For the installation Pitshipoy, Elianna Renner followed the trail of the word Pitshipoy, which originated in Yiddish folklore and describes an imaginary space. The research grapples with the different histories, translations, and interpretations of the word. During the Shoah, Pitshipoy experienced the highpoint of its popularity in the transit camp Drancy in France. There, the term described an unknown and imaginary (safe)space that filled the vacuum of hope to the gates of Auschwitz. The installation combines text, film, and audio recordings that present fragments of the research on the term. The centerpiece is the video documentation of an air performance in which a pilot makes a banner with Pitshipoy appear in the sky above Berlin.
The works gesture towards how cultural memory and official historiography produce (un)avoidable gaps, which reveal the construction of history(ies) in general. Both works connect the real with the imaginary and refer to the power that this connection has over our unconscious. They function as times machines that collapse the past and present. In doing so, they create other narratives that elude clear attributions and transform the reception of the work into an active experience and questioning of one’s own perceptions and hegemonic narratives.

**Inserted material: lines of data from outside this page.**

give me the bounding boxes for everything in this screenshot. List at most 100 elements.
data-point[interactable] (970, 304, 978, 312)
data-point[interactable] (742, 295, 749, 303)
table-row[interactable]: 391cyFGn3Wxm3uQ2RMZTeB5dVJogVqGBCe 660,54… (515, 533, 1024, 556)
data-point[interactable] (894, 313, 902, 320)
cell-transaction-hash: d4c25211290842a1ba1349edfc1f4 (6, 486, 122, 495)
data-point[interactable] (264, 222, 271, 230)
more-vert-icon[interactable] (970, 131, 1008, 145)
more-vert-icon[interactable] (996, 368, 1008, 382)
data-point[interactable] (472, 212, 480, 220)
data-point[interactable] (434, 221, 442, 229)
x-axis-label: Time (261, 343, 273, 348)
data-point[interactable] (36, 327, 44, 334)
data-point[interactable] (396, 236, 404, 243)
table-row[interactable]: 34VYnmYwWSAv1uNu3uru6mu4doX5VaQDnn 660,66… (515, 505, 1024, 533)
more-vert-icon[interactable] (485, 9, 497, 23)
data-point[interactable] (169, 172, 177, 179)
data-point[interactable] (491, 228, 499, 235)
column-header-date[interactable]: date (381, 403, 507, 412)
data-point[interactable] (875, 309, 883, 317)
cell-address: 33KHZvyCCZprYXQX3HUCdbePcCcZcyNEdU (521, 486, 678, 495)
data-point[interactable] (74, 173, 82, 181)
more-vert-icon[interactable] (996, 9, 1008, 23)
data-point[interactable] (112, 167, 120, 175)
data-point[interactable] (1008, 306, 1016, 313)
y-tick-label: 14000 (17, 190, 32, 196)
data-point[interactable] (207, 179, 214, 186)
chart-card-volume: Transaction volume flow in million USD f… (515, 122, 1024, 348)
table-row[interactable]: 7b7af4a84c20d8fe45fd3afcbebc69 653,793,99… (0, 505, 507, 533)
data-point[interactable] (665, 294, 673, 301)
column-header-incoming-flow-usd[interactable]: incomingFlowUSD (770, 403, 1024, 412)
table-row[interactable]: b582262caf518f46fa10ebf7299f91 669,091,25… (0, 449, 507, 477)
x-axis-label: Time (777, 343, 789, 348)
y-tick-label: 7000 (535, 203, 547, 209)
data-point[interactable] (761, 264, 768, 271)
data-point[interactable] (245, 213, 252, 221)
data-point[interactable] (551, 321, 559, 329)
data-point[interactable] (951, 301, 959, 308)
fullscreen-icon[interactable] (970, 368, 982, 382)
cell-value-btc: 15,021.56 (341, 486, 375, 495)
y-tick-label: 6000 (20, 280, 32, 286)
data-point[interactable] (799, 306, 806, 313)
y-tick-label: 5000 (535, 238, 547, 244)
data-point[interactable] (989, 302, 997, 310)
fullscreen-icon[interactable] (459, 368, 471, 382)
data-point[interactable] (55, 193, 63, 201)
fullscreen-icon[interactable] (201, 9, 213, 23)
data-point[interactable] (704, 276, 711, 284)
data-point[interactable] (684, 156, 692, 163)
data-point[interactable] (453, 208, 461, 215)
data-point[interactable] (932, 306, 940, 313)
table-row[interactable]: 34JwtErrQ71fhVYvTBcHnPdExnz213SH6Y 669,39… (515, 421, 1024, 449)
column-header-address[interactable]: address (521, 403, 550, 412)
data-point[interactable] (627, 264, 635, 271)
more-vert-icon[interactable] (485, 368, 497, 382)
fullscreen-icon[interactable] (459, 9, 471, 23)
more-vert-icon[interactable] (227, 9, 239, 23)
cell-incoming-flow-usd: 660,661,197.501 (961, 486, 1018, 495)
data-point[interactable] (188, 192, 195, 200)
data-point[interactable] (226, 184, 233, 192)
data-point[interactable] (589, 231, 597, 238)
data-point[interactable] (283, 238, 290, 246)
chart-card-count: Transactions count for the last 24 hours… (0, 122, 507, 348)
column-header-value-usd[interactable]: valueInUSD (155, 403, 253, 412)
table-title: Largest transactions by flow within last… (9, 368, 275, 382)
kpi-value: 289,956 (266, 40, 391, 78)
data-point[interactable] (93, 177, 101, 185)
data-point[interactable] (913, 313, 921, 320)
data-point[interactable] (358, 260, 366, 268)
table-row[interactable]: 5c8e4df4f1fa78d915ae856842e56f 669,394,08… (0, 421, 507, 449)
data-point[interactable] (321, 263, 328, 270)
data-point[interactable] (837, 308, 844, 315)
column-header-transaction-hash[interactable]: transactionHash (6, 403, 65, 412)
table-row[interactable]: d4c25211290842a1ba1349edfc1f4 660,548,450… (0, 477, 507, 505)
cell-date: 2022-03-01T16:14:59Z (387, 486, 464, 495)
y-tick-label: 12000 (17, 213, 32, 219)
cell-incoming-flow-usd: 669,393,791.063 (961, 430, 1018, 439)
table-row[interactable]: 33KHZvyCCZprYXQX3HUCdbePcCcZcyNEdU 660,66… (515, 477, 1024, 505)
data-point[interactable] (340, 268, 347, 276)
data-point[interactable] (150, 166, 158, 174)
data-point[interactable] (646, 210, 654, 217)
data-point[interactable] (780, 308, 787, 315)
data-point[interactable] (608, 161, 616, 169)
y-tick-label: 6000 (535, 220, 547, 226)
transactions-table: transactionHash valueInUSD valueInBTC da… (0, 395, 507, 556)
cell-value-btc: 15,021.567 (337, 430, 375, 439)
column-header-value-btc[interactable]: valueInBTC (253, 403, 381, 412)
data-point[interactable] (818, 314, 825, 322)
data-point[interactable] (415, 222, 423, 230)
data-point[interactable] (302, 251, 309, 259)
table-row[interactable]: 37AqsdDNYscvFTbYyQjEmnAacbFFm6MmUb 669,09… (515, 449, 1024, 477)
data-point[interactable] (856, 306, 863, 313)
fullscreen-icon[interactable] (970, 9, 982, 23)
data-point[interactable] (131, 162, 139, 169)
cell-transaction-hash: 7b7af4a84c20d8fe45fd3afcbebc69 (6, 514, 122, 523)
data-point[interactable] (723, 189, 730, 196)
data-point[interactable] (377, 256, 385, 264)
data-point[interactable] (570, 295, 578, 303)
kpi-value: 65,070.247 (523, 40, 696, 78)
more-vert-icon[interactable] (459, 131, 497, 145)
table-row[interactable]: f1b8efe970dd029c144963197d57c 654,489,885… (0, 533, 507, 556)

The exhibition makes doubts about fragile truths tangible when considered in light of increasing right-wing movements and conspiracy theories, which have been and will continue to be stoked through the Corona virus pandemic, as well as the experience of “Post-Truth” Politics. The exhibition therefore refers to the balancing act between a critical engagement with hegemonic narratives and the sensitive, but also emancipatory handling of the blank spaces in the writing of history on one hand and, on the other hand, the drift towards reactionary historical falsification undertaken by right-wing ideas, conspiracy theories, and myths.